Acter la suppression de la chaîne dédiée aujourd'hui sans garantie que les exigences de demain seront mieux respectées qu'hier, c'est prendre le risque que, demain, les outre-mer disparaissent totalement des écrans.

Cette crainte est d'autant plus forte que le nombre de chaînes du service public se limitera désormais à quatre, dont la chaîne d'information. Aussi, France 2, France 3 et France 5 devront-elles assurer une place renforcée aux programmes jeunesse et d'animation, du fait de la disparition de France 4, et une place conséquente aux programmes ultramarins.

Notre inquiétude est donc celle d'une place certes plus importante qu'aujourd'hui - pour satisfaire en affichage un objectif demandé - mais bien marginale et ne permettant pas d'enrichir réellement la connaissance des territoires d'outre-mer, de leurs réalités économiques, sociales, culturelles ou environnementales.
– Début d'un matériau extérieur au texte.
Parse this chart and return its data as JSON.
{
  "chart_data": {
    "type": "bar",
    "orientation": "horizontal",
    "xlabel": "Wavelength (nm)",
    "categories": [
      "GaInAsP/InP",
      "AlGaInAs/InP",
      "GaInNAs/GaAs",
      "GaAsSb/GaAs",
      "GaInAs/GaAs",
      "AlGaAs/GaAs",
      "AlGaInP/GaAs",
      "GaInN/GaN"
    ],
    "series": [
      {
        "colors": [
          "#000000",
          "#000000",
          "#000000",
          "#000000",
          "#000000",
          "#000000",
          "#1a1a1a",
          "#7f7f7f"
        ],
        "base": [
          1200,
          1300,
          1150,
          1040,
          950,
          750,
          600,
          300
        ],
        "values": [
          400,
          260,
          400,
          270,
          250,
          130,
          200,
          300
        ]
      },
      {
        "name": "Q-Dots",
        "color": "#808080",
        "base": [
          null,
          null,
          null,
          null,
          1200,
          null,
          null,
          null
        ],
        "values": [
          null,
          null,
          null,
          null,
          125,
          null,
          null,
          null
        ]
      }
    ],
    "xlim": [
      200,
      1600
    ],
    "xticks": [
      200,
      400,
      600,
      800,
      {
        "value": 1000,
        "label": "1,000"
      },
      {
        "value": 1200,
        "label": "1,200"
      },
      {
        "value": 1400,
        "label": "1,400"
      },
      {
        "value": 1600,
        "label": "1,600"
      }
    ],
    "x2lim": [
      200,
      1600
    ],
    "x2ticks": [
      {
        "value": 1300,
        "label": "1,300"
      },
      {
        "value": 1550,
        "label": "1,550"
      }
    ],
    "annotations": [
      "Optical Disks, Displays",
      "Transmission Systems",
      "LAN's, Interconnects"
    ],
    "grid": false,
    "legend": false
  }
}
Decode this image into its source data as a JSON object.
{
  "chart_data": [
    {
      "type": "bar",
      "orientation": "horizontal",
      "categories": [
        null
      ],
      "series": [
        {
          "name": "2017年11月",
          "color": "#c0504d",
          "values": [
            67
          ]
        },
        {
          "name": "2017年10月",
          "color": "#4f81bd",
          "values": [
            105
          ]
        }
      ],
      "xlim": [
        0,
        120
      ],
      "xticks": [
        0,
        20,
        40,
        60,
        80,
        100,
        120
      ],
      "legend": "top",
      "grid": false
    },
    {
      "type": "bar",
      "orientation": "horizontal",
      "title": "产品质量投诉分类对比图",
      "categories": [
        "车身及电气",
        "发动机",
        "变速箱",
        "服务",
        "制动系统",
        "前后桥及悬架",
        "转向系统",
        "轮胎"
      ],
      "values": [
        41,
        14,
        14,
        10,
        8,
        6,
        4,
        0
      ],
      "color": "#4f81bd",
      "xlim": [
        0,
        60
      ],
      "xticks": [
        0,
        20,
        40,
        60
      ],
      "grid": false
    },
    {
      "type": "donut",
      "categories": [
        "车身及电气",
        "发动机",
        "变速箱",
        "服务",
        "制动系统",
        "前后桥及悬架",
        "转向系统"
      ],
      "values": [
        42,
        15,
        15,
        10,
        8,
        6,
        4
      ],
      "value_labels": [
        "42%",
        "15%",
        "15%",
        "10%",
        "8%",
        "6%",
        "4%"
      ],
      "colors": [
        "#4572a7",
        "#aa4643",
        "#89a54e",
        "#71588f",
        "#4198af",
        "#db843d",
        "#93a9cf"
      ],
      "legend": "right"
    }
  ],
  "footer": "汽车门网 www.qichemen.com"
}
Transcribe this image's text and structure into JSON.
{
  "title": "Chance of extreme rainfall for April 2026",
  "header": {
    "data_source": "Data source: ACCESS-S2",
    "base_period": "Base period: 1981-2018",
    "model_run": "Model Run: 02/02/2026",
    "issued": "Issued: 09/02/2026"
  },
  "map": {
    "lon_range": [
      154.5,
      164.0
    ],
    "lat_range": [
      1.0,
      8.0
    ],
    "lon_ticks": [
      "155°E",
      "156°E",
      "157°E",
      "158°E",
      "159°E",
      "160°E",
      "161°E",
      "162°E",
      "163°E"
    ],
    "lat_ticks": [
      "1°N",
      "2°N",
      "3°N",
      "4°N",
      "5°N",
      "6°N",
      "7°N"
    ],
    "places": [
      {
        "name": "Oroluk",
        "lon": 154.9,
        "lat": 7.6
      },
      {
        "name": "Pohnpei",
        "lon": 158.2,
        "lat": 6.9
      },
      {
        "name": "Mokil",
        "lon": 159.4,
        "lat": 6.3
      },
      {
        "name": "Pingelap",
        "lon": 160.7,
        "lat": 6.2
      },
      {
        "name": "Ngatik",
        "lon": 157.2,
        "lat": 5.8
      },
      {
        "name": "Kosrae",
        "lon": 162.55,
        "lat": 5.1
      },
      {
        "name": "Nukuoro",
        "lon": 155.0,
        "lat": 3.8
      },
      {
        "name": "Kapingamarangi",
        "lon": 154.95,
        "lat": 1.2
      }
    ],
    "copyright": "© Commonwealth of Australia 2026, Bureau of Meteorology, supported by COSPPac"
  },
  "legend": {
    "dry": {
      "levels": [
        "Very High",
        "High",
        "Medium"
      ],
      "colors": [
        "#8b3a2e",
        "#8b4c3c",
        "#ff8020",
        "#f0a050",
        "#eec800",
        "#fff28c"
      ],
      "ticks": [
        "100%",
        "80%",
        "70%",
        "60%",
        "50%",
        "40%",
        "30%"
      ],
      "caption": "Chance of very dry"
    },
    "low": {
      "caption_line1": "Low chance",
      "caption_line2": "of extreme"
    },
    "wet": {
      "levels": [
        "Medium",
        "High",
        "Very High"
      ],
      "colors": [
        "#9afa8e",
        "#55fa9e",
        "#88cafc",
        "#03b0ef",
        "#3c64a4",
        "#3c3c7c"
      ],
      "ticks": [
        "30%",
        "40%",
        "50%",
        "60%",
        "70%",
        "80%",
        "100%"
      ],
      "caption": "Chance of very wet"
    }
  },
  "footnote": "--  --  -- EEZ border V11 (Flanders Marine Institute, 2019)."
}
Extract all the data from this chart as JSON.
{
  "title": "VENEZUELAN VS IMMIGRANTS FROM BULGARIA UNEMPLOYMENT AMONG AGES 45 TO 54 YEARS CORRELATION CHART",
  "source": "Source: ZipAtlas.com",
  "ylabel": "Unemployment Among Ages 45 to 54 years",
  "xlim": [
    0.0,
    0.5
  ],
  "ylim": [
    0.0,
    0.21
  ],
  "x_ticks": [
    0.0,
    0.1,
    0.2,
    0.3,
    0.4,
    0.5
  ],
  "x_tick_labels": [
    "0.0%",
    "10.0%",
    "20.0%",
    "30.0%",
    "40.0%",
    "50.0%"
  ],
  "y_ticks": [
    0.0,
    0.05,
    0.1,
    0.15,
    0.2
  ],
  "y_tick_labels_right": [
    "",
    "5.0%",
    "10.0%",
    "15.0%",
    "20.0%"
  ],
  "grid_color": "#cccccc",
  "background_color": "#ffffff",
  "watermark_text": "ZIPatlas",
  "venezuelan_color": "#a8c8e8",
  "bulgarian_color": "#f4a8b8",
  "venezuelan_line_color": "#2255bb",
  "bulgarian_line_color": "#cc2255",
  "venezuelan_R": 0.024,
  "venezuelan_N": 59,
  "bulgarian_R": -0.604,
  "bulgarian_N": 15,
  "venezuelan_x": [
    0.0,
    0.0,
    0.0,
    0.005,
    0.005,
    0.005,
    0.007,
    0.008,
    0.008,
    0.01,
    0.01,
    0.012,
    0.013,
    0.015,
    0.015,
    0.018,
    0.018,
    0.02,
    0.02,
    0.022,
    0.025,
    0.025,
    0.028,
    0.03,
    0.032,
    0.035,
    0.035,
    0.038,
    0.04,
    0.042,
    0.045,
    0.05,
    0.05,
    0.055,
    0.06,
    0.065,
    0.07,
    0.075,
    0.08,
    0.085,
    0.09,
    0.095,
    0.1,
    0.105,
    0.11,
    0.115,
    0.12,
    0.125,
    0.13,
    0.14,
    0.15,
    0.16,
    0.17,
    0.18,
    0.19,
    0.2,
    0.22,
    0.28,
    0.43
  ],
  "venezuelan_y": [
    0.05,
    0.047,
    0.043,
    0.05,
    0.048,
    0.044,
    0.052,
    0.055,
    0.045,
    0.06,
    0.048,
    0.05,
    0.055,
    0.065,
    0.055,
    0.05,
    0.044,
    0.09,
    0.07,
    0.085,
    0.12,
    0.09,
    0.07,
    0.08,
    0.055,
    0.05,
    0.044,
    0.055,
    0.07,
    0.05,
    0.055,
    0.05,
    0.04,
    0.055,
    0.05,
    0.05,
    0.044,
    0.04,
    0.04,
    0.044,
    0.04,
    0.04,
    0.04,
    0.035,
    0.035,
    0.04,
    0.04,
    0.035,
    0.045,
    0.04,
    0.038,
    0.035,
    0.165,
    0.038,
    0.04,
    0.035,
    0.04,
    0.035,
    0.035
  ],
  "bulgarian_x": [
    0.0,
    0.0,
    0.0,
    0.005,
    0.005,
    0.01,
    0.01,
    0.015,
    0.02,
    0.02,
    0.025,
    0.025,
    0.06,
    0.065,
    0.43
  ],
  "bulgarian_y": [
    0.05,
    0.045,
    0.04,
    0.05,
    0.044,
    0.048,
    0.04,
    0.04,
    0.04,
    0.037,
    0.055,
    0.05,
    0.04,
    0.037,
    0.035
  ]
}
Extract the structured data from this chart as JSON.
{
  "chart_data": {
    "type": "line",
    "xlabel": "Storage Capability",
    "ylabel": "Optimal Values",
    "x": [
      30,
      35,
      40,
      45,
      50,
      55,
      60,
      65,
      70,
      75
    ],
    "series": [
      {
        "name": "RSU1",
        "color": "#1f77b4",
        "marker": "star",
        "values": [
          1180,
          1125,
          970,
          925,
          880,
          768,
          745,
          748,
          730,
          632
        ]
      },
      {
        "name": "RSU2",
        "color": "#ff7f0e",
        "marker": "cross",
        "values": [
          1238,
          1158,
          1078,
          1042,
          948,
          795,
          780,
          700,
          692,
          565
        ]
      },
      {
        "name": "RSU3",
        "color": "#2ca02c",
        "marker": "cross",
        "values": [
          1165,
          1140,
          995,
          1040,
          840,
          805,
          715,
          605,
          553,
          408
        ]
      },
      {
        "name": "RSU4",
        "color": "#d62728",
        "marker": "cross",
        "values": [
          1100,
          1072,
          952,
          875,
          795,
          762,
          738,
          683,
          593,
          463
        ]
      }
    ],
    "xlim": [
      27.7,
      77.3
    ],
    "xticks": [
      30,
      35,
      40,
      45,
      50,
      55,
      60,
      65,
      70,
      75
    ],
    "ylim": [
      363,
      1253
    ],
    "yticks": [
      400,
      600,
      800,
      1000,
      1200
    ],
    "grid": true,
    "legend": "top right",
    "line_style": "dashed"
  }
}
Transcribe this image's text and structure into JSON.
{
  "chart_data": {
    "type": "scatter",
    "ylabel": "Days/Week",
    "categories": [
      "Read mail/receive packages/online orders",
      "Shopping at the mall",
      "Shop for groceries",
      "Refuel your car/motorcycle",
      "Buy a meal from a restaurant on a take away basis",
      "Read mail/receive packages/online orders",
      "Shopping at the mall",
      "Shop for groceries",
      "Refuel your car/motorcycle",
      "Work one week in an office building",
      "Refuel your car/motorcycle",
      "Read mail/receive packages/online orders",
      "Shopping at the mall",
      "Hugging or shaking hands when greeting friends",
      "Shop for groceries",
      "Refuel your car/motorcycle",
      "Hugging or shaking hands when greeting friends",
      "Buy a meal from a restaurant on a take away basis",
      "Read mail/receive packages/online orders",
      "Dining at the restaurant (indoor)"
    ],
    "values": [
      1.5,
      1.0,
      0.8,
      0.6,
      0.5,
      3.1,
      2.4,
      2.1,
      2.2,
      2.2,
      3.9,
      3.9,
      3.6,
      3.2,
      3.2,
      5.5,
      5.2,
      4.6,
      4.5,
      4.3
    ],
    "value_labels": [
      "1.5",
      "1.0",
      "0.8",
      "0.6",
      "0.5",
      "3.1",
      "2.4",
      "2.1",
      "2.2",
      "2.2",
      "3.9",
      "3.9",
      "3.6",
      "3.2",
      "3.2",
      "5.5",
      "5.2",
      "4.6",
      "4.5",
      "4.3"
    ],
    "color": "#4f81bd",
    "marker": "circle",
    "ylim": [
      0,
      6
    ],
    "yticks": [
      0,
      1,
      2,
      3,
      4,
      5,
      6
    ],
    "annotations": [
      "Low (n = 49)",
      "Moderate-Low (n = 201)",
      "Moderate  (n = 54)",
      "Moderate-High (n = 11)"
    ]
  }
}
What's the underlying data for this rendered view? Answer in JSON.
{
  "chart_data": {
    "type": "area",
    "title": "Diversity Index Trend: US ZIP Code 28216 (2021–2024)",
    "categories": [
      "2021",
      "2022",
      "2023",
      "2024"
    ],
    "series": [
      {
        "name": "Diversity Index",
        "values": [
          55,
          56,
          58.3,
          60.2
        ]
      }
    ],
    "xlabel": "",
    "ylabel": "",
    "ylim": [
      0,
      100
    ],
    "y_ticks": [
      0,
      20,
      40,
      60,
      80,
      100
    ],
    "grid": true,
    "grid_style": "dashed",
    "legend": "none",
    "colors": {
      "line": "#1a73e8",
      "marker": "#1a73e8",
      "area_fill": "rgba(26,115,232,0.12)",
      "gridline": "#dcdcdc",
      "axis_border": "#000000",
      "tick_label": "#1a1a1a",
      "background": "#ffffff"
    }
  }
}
À l'occasion de l'éclatement de l'ORTF en 1974, le rapporteur pour avis des crédits de l'audiovisuel pour le Sénat montrait déjà son scepticisme sur l'écriture de feuilles de routes denses à la réalisation très incertaine : « Enfin, il lui faut envisager des émissions pour donner une meilleure connaissance des départements et des territoires d'outre-mer. La tâche est donc importante et nous serions tentés d'écrire quelque peu encombrante. À l'usage, nous constaterons les résultats de cette volonté de programmation » 145 ( * ) .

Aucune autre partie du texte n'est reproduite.